Hearing: DOD/VA Collaboration and Cooperation to Meet the Needs of Returning Service members
Opening Statement Senator Barack Obama
Thank you, Chairman Akaka and Senator Craig for holding this hearing.
I'm pleased that the Pentagon and the Department of Veterans' Affairs have taken some steps to smooth the transition from active duty to civilian life. For example, significant efforts have been made on behalf of the most severely injured servicemembers. But, when I look at the programs and systems put into place to help our veterans and compare them to the sheer numbers of servicemembers entering civilian life, I'm worried that many veterans--especially, the less severely injured and those with mental health problems--will fall through the cracks.
The numbers are overwhelming. More than 630,000 servicemembers who were deployed in the war on terror are now veterans. More than 50,500 soldiers have been injured in Iraq and Afghanistan. Yet the VA has only provided intensive casework assistance to 6,700 severely injured veterans. That means that a vast majority of troops leaving the military, including many injured men and women, do not have caseworkers dedicated to guiding them through the bureaucracy, scheduling their first medical appointments, and ensuring their benefits are coming through in a timely fashion. This lack of coordination may be the reason why fewer than 1/3 of Iraq and Afghanistan veterans have actually sought care at the VA.
I'm pleased that the Committee will be holding hearings on transition, and I hope that the Committee will focus on several aspects of this issue.
First, proper budget planning is critical. A recent Harvard report estimated that the total lifetime costs of providing disability benefits and healthcare to Iraq and Afghanistan veterans will range from $350 billion to $700 billion. The reality, however, is that the VA has little idea what those numbers actually will be. Over the last two years, the VA has experienced $3 billion in budget shortfalls, largely because it failed to account for the demands of new Iraq/Afghanistan veterans. DOD has taken some steps to provide the VA with data on separating service members, but has not turned over the information that the VA needs to conduct accurate long-term budgetary planning. The VA is essentially operating in the dark, and we need to start keeping better track of soldiers and potential future demands on the veterans' system.
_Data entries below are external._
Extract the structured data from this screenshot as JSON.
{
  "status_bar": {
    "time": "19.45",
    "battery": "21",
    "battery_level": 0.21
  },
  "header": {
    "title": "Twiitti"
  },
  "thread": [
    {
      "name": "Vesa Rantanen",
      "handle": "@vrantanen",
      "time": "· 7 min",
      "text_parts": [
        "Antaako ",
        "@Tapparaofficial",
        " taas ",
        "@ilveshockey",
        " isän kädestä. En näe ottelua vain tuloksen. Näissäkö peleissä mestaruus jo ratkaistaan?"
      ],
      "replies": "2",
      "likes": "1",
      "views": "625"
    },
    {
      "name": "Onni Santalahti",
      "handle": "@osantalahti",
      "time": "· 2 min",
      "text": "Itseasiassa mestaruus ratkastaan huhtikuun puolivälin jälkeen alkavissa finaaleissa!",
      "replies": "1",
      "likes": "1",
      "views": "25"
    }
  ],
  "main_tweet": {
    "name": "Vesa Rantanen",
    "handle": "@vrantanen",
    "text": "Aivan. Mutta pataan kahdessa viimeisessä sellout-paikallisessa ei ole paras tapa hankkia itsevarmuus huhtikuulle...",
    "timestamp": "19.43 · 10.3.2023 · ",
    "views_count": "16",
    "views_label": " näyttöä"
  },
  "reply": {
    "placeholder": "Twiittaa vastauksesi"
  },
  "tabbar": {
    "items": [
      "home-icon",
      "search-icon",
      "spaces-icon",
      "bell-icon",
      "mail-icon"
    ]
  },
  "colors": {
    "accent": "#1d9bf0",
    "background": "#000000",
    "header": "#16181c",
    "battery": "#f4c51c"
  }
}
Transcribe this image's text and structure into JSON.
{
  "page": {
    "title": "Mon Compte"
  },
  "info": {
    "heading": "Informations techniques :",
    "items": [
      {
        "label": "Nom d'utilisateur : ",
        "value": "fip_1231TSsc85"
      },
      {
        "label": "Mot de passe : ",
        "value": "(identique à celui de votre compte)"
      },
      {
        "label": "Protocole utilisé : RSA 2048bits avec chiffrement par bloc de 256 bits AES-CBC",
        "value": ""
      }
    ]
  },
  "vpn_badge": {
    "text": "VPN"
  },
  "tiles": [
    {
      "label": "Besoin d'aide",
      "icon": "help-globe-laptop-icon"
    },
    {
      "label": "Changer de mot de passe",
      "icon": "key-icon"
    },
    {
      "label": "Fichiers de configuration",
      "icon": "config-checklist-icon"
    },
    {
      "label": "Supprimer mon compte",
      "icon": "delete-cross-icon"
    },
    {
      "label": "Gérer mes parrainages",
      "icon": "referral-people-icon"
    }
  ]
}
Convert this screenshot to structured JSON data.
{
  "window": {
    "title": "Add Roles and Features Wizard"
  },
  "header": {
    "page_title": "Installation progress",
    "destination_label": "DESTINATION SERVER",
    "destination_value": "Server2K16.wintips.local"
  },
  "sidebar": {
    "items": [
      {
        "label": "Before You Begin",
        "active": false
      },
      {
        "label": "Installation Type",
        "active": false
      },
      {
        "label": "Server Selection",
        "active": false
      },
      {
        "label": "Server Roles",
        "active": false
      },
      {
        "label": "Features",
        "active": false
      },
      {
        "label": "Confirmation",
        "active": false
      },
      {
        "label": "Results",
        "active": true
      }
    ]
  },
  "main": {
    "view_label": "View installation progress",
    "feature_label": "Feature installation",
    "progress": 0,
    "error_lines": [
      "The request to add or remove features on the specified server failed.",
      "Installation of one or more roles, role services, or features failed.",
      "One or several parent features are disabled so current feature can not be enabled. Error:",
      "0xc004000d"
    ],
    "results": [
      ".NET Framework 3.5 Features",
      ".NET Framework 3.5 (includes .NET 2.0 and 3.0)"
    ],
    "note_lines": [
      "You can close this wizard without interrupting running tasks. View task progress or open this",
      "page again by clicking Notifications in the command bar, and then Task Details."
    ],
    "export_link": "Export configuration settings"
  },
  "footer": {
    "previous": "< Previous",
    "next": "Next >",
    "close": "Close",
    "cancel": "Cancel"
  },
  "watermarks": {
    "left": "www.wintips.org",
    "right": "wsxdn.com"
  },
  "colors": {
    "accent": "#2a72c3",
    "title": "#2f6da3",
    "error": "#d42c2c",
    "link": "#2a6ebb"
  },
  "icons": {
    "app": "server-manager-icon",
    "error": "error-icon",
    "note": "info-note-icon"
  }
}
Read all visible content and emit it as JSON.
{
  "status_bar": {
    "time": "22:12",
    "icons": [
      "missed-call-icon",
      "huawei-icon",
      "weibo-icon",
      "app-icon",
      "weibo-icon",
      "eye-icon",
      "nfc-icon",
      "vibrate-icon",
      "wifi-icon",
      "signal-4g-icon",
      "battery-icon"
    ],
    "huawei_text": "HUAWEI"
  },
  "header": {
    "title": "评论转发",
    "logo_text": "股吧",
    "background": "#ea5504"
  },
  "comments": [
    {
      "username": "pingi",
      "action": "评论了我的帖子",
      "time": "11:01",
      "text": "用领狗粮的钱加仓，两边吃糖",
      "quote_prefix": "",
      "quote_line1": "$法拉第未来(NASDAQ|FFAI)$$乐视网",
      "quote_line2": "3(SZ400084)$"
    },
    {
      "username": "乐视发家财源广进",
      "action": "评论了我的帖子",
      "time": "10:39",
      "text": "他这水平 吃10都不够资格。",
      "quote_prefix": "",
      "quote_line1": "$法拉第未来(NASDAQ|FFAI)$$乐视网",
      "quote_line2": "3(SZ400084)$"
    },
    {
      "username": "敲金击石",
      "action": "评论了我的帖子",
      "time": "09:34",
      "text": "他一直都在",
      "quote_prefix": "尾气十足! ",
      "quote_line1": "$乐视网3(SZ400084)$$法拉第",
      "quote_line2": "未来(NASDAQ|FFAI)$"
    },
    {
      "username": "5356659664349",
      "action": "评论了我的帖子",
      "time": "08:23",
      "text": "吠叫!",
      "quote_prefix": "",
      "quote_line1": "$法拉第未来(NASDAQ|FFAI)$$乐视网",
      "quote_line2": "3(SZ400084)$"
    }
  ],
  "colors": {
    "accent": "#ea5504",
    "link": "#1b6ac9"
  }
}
Second, we need to focus on electronic medical records. I know we cannot wave a magic wand and get interoperable health records, or real-time, two-way information sharing. But the Pentagon has dragged its heels in modernizing and sharing data, and veterans are suffering as a result. The GAO found that even in cases when DOD facilities set up information-sharing agreements with VA hospitals, the system is plagued with technical glitches. I've proposed that all servicemembers should receive secure electronic copies of their health and service record to simplify the process for applying for benefits and health care. I hope the Committee will act on my proposal.
Finally, I'm concerned about the VA's ability to deal with post-traumatic stress disorder and traumatic brain injury. Thirty-six percent of Iraq and Afghanistan veterans treated so far have been diagnosed with some kind of mental health condition. Traumatic brain injury, the signature injury of the Iraq war, is one we still know little about. We need to make sure the VA has the expertise and manpower to care for veterans with TBI and PTSD.
Thank you again Chairman Akaka, Senator Craig. I look forward to this hearing.